Seria possível um, apenas um, impedimento técnico para chamar o recibo de pagamento de norma jurídica individual e concreta? Mostramos não apenas um, mas vários equívocos nessa afirmação. O recibo de pagamento é meio de prova do fato jurídico do pagamento, não sendo sequer um termo de quitação. Por ele, prova-se o ato extintivo da obrigação, cuja eficácia é prefigurada na norma geral e abstrata, como aquela do art. 156, inciso I, do CTN. Volto a perguntar: olhando para a autenticação mecânica de uma máquina do banco, qual a norma individual e concreta que ela prescreve? Naquele texto, não há mensagem deôntica alguma. E a que se tenta sacar dele, nos leva àquela norma da permissão de não pagar a não-obrigação (obrigação já paga).


7. Normas individuais e concretas nos "deveres instrumentais".

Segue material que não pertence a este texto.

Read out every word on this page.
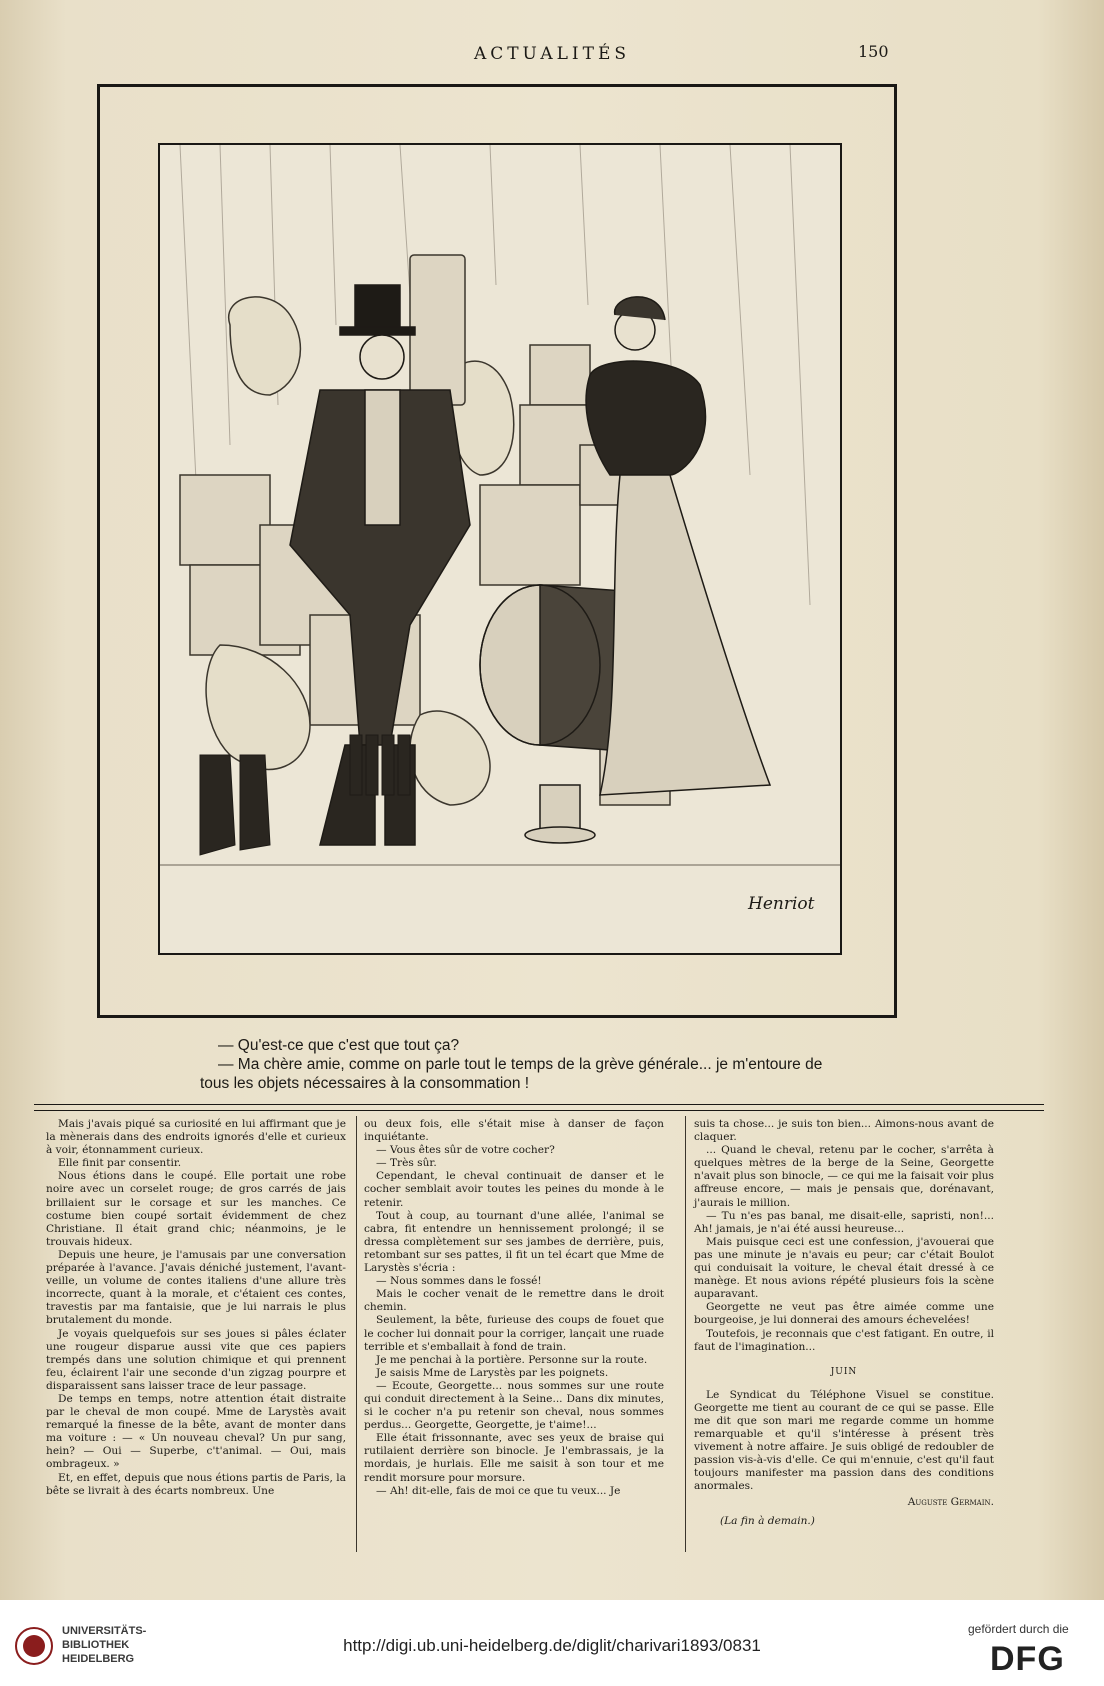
ACTUALITÉS	150
Henriot
— Qu'est-ce que c'est que tout ça?
— Ma chère amie, comme on parle tout le temps de la grève générale... je m'entoure de
tous les objets nécessaires à la consommation !

Mais j'avais piqué sa curiosité en lui affirmant que je la mènerais dans des endroits ignorés d'elle et curieux à voir, étonnamment curieux.

Elle finit par consentir.

Nous étions dans le coupé. Elle portait une robe noire avec un corselet rouge; de gros carrés de jais brillaient sur le corsage et sur les manches. Ce costume bien coupé sortait évidemment de chez Christiane. Il était grand chic; néanmoins, je le trouvais hideux.

Depuis une heure, je l'amusais par une conversation préparée à l'avance. J'avais déniché justement, l'avant-veille, un volume de contes italiens d'une allure très incorrecte, quant à la morale, et c'étaient ces contes, travestis par ma fantaisie, que je lui narrais le plus brutalement du monde.

Je voyais quelquefois sur ses joues si pâles éclater une rougeur disparue aussi vite que ces papiers trempés dans une solution chimique et qui prennent feu, éclairent l'air une seconde d'un zigzag pourpre et disparaissent sans laisser trace de leur passage.

De temps en temps, notre attention était distraite par le cheval de mon coupé. Mme de Larystès avait remarqué la finesse de la bête, avant de monter dans ma voiture : — « Un nouveau cheval? Un pur sang, hein? — Oui — Superbe, c't'animal. — Oui, mais ombrageux. »

Et, en effet, depuis que nous étions partis de Paris, la bête se livrait à des écarts nombreux. Une

ou deux fois, elle s'était mise à danser de façon inquiétante.

— Vous êtes sûr de votre cocher?

— Très sûr.

Cependant, le cheval continuait de danser et le cocher semblait avoir toutes les peines du monde à le retenir.

Tout à coup, au tournant d'une allée, l'animal se cabra, fit entendre un hennissement prolongé; il se dressa complètement sur ses jambes de derrière, puis, retombant sur ses pattes, il fit un tel écart que Mme de Larystès s'écria :

— Nous sommes dans le fossé!

Mais le cocher venait de le remettre dans le droit chemin.

Seulement, la bête, furieuse des coups de fouet que le cocher lui donnait pour la corriger, lançait une ruade terrible et s'emballait à fond de train.

Je me penchai à la portière. Personne sur la route.

Je saisis Mme de Larystès par les poignets.

— Ecoute, Georgette... nous sommes sur une route qui conduit directement à la Seine... Dans dix minutes, si le cocher n'a pu retenir son cheval, nous sommes perdus... Georgette, Georgette, je t'aime!...

Elle était frissonnante, avec ses yeux de braise qui rutilaient derrière son binocle. Je l'embrassais, je la mordais, je hurlais. Elle me saisit à son tour et me rendit morsure pour morsure.

— Ah! dit-elle, fais de moi ce que tu veux... Je

suis ta chose... je suis ton bien... Aimons-nous avant de claquer.

... Quand le cheval, retenu par le cocher, s'arrêta à quelques mètres de la berge de la Seine, Georgette n'avait plus son binocle, — ce qui me la faisait voir plus affreuse encore, — mais je pensais que, dorénavant, j'aurais le million.

— Tu n'es pas banal, me disait-elle, sapristi, non!... Ah! jamais, je n'ai été aussi heureuse...

Mais puisque ceci est une confession, j'avouerai que pas une minute je n'avais eu peur; car c'était Boulot qui conduisait la voiture, le cheval était dressé à ce manège. Et nous avions répété plusieurs fois la scène auparavant.

Georgette ne veut pas être aimée comme une bourgeoise, je lui donnerai des amours échevelées!

Toutefois, je reconnais que c'est fatigant. En outre, il faut de l'imagination...

JUIN

Le Syndicat du Téléphone Visuel se constitue. Georgette me tient au courant de ce qui se passe. Elle me dit que son mari me regarde comme un homme remarquable et qu'il s'intéresse à présent très vivement à notre affaire. Je suis obligé de redoubler de passion vis-à-vis d'elle. Ce qui m'ennuie, c'est qu'il faut toujours manifester ma passion dans des conditions anormales.

Auguste Germain.

(La fin à demain.)

UNIVERSITÄTS-
BIBLIOTHEK
HEIDELBERG
http://digi.ub.uni-heidelberg.de/diglit/charivari1893/0831
gefördert durch die
DFG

Na crítica que formulei à teoria carvalhiana, busquei demonstrar os limites da afirmação da necessidade, sempre, de uma norma individual e concreta para a aplicação da norma geral e abstrata. Uma das estratégias utilizadas foi a demonstração de que os deveres instrumentais (obrigações acessórias), no direito tributário, não nasciam de uma norma individual e concreta, como incisivamente requer o realismo lingüístico [56]. Bastaria pensar no dever de se submeter à fiscalização do fisco: qual a norma individual e concreta que o faria nascer? Se todo "fato-relação" é conseqüente de uma norma individual e concreta, então todo dever instrumental do contribuinte deveria ser proveniente de uma delas. Tácio Lacerda Gama, nada obstante, não responde a objeção feita. Prefere afirmar que as normas jurídicas "... oscilam, por isso, na prescrição do dever ou do seu descumprimento para estabelecer o conteúdo das normas individuais e concretas". E arremata, logo em seguida: "... Diante das normas jurídicas que determinem o dever de manter à disposição do agente fiscal os livros contábeis, por exemplo, somente a norma que prescreve a sanção pelo descumprimento será positivada. Nestes casos, a conduta lícita não ingressa no sistema do direito positivo" [57].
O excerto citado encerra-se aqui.